Interview-P.03
これからの研究目標
これからの研究目標 ・これからどのような研究を発展させていかれようとしていますか?
産官学連携によって進められている、いろいろなナノテクノロジー支援プロジェクト、独立行政法人科学技術振興機構(JST)の創造科学技術推進事業などに参加し、文部科学省の基礎研究、基礎からの中間的応用研究まで幅広く研究をしたいと思います。
金属ガラスに将来性があるということから世界的競合も始まっていると思いますが。
1988年から1993年までの5年間は、この種の研究はどこもやっていなくて、我々にとっては佳き時代でしたが、反対に不安でもありました。我々は注目されるべき成果と思っていたのに、全然反応がなかったのです。本当は我々の論文は外国で全部追試されていたというのは後で分かったのですが、アメリカでは我々の論文の追試だけで研究者がワシントンに行って予算をもらって本分野の研究をスタートさせていたことも後で分かりました。その間の5年間は我々のグループ以外、世界のどこからも論文が出ませんでしたね。
1993年にアメリカのグループが違う材料を出しましたが、今はアメリカ、韓国、EU、東欧、中国等で金属ガラスの研究はものすごく盛んですね。

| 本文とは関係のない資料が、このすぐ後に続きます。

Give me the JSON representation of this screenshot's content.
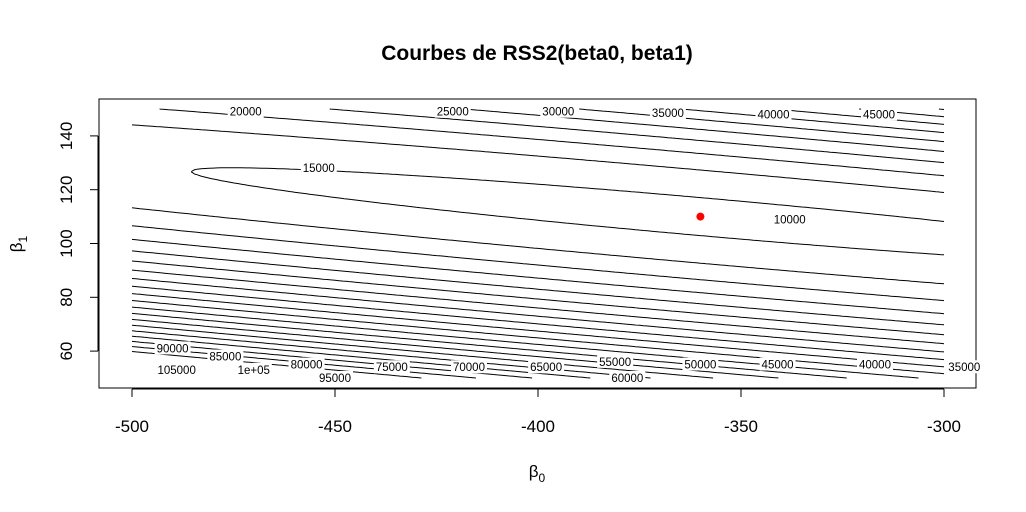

東北大学でパテント(特許)をとった部分も相当あると思いますが。
大部分の特許は企業と共願あるいは独立行政法人科学技術振興機構を通して取得しています。一番最初の応用製品はゴルフクラブのフェース材料です。大きな反発性がありますから飛距離を伸ばすことができました。テニスのラケットのフレームやいろいろな磁性材料など、多様な用途があります。強度があり、たわみやすいですから圧力センサー的なもの、またすごく薄いチューブなんかを作ると、感度のよい液体や気体の質量流量計に使えますので、用途は多様です。